Якобус, наконец, расстался со своими друзьями. Они дошли до вопроса об эмиграции; адвокат уверял:
— Новый кадастр исправит многое более справедливым распределением налогов.
— Будем надеяться, — сказал Якобус. Адвокат что-то крикнул ему вслед, он поспешно вернулся.
— Мне пришла в голову идея, за которую, милостивейшая герцогиня, надеюсь, не осудит меня. Если бы, ваша светлость, вступили в члены нашего общества — что я говорю, соблаговолили принять звание почетного члена нашего общества…
— Вашего общества против виноградной вши?

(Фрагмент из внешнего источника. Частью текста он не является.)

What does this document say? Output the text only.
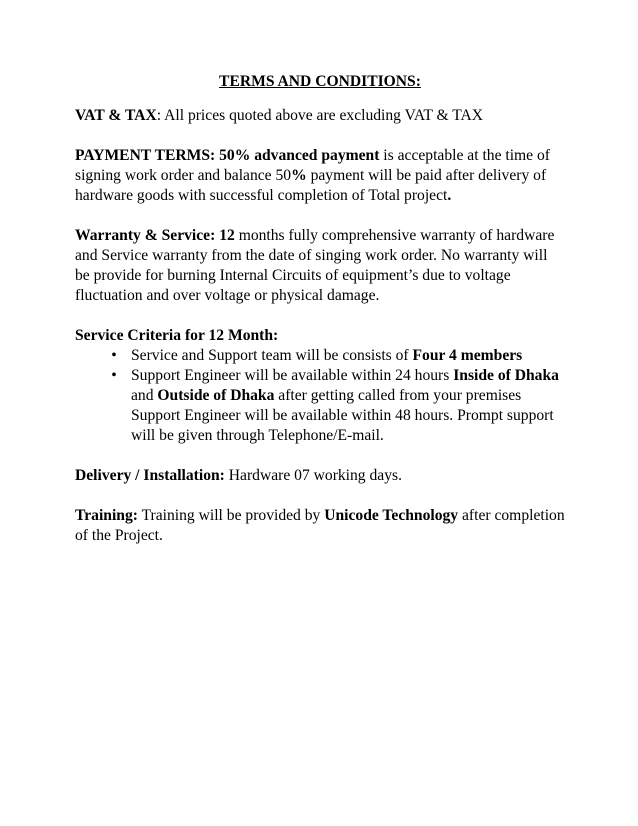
TERMS AND CONDITIONS:

VAT & TAX: All prices quoted above are excluding VAT & TAX

PAYMENT TERMS: 50% advanced payment is acceptable at the time of signing work order and balance 50% payment will be paid after delivery of hardware goods with successful completion of Total project.

Warranty & Service: 12 months fully comprehensive warranty of hardware and Service warranty from the date of singing work order. No warranty will be provide for burning Internal Circuits of equipment’s due to voltage fluctuation and over voltage or physical damage.

Service Criteria for 12 Month:

• Service and Support team will be consists of Four 4 members
• Support Engineer will be available within 24 hours Inside of Dhaka and Outside of Dhaka after getting called from your premises Support Engineer will be available within 48 hours. Prompt support will be given through Telephone/E-mail.

Delivery / Installation: Hardware 07 working days.

Training: Training will be provided by Unicode Technology after completion of the Project.
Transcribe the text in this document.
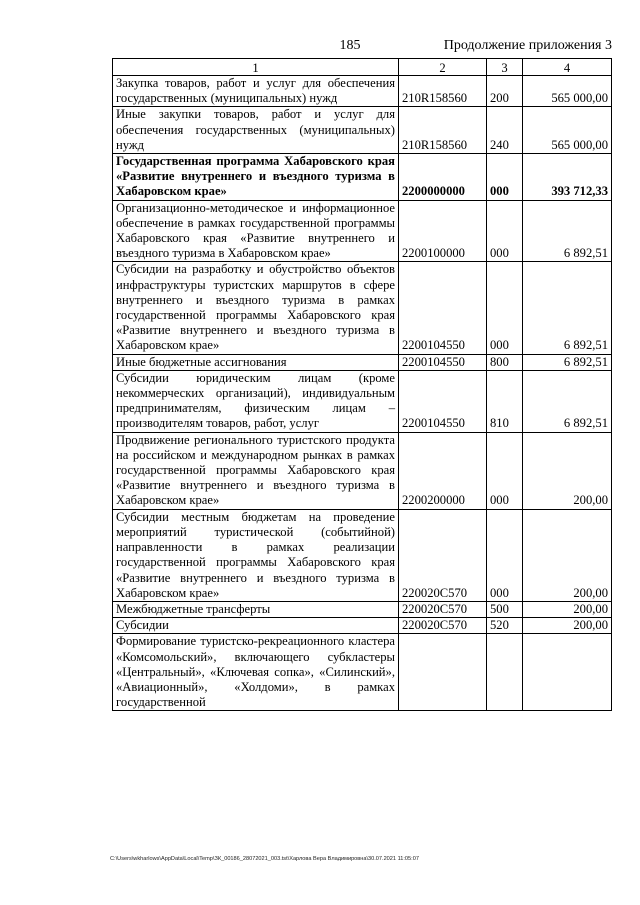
185	Продолжение приложения 3
1	2	3	4
Закупка товаров, работ и услуг для обеспечения государственных (муниципальных) нужд	210R158560	200	565 000,00
Иные закупки товаров, работ и услуг для обеспечения государственных (муниципальных) нужд	210R158560	240	565 000,00
Государственная программа Хабаровского края «Развитие внутреннего и въездного туризма в Хабаровском крае»	2200000000	000	393 712,33
Организационно-методическое и информационное обеспечение в рамках государственной программы Хабаровского края «Развитие внутреннего и въездного туризма в Хабаровском крае»	2200100000	000	6 892,51
Субсидии на разработку и обустройство объектов инфраструктуры туристских маршрутов в сфере внутреннего и въездного туризма в рамках государственной программы Хабаровского края «Развитие внутреннего и въездного туризма в Хабаровском крае»	2200104550	000	6 892,51
Иные бюджетные ассигнования	2200104550	800	6 892,51
Субсидии юридическим лицам (кроме некоммерческих организаций), индивидуальным предпринимателям, физическим лицам – производителям товаров, работ, услуг	2200104550	810	6 892,51
Продвижение регионального туристского продукта на российском и международном рынках в рамках государственной программы Хабаровского края «Развитие внутреннего и въездного туризма в Хабаровском крае»	2200200000	000	200,00
Субсидии местным бюджетам на проведение мероприятий туристической (событийной) направленности в рамках реализации государственной программы Хабаровского края «Развитие внутреннего и въездного туризма в Хабаровском крае»	220020С570	000	200,00
Межбюджетные трансферты	220020С570	500	200,00
Субсидии	220020С570	520	200,00
Формирование туристско-рекреационного кластера «Комсомольский», включающего субкластеры «Центральный», «Ключевая сопка», «Силинский», «Авиационный», «Холдоми», в рамках государственной			
C:\Users\wkharlows\AppData\Local\Temp\ЗК_00186_28072021_003.tst\Харлова Вера Владимировна\30.07.2021 11:05:07
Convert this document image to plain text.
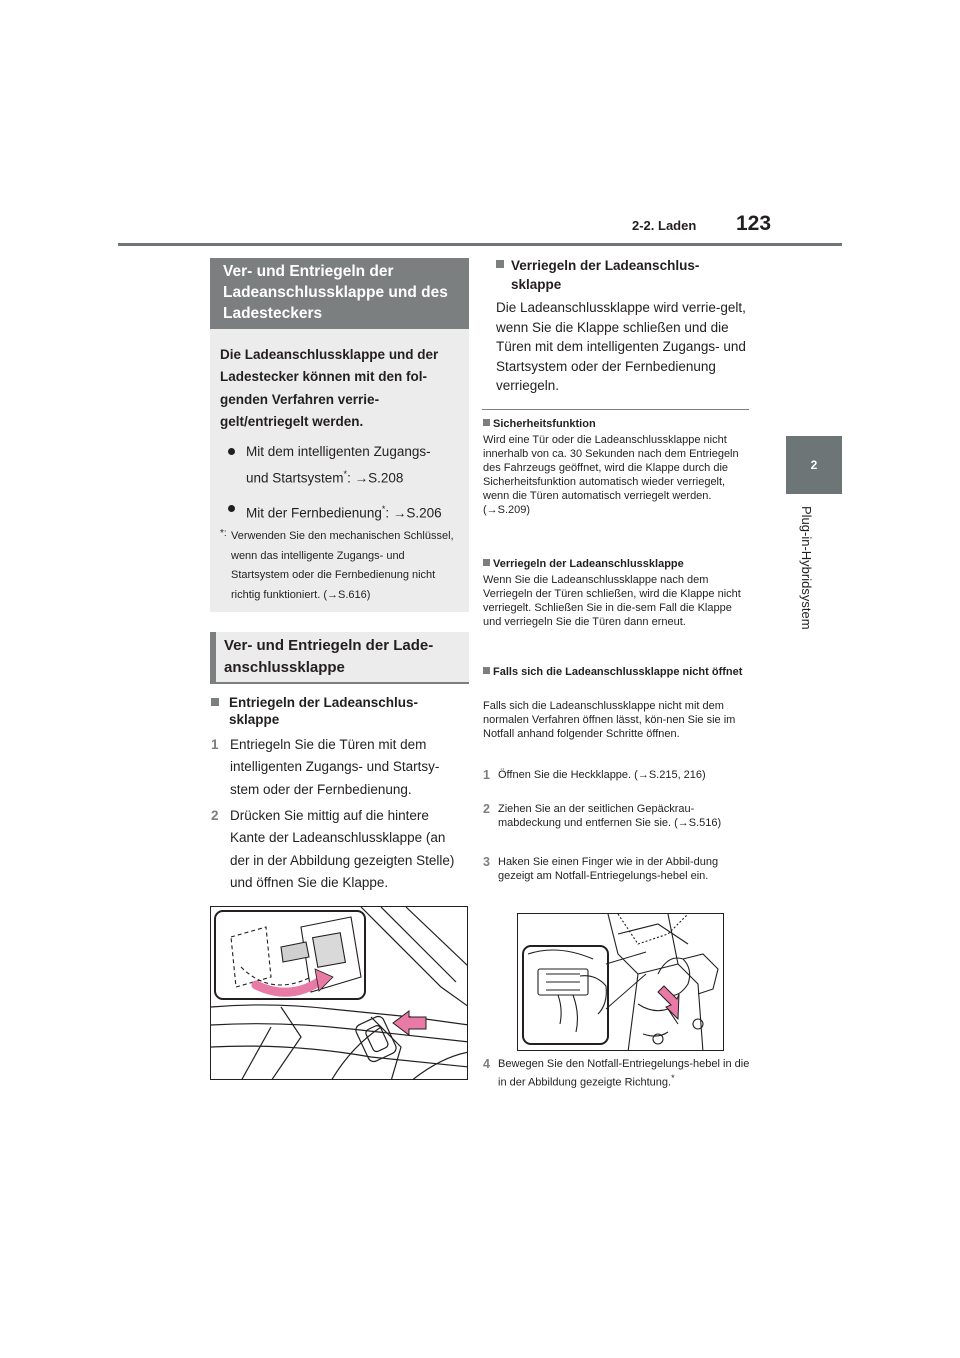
2-2. Laden 123
2
Plug-in-Hybridsystem
Ver- und Entriegeln der Ladeanschlussklappe und des Ladesteckers
Die Ladeanschlussklappe und der Ladestecker können mit den fol-genden Verfahren verrie-gelt/entriegelt werden.
Mit dem intelligenten Zugangs-
und Startsystem*: →S.208
Mit der Fernbedienung*: →S.206
*: Verwenden Sie den mechanischen Schlüssel, wenn das intelligente Zugangs- und Startsystem oder die Fernbedienung nicht richtig funktioniert. (→S.616)
Ver- und Entriegeln der Lade-anschlussklappe
Entriegeln der Ladeanschlus-sklappe
1 Entriegeln Sie die Türen mit dem intelligenten Zugangs- und Startsy-stem oder der Fernbedienung.
2 Drücken Sie mittig auf die hintere Kante der Ladeanschlussklappe (an der in der Abbildung gezeigten Stelle) und öffnen Sie die Klappe.
Verriegeln der Ladeanschlus-sklappe
Die Ladeanschlussklappe wird verrie-gelt, wenn Sie die Klappe schließen und die Türen mit dem intelligenten Zugangs- und Startsystem oder der Fernbedienung verriegeln.
Sicherheitsfunktion
Wird eine Tür oder die Ladeanschlussklappe nicht innerhalb von ca. 30 Sekunden nach dem Entriegeln des Fahrzeugs geöffnet, wird die Klappe durch die Sicherheitsfunktion automatisch wieder verriegelt, wenn die Türen automatisch verriegelt werden. (→S.209)
Verriegeln der Ladeanschlussklappe
Wenn Sie die Ladeanschlussklappe nach dem Verriegeln der Türen schließen, wird die Klappe nicht verriegelt. Schließen Sie in die-sem Fall die Klappe und verriegeln Sie die Türen dann erneut.
Falls sich die Ladeanschlussklappe nicht öffnet
Falls sich die Ladeanschlussklappe nicht mit dem normalen Verfahren öffnen lässt, kön-nen Sie sie im Notfall anhand folgender Schritte öffnen.
1 Öffnen Sie die Heckklappe. (→S.215, 216)
2 Ziehen Sie an der seitlichen Gepäckrau-mabdeckung und entfernen Sie sie. (→S.516)
3 Haken Sie einen Finger wie in der Abbil-dung gezeigt am Notfall-Entriegelungs-hebel ein.
4 Bewegen Sie den Notfall-Entriegelungs-hebel in die in der Abbildung gezeigte Richtung.*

— Это, наверное, принесло бы счастье.
— Не виноградной вши, — сказал Фабио Бенатти, — а обществу.
— Я чувствую себя польщенной, господа, я принимаю. За это вы окажете мне честь принять от меня известную сумму.
Якобус повел герцогиню по своим полям, дал ей взвесить в руке виноградные кисти, которые еще оставались, назвал ей цифру дохода от винограда. Он показал ей озеро с таким видом, как будто был его хозяином, хвалил его рыб и извинялся, что вид не совсем ясен. Затем она должна была похвалить его сад… Розы еще цветут! Куры несутся удивительно. Он вытащил из сена яйцо, пробуравил его и подал ей; это придает силы. Между тем служанка ходила по двору с ребенком на руках и равнодушно смотрела на гостью своими красивыми, вопросительными глазами животного.
Якобус покраснел.
— Пасква, иди в дом! — приказал он.
— Почему? — сказала герцогиня. — Мне приятно смотреть на нее.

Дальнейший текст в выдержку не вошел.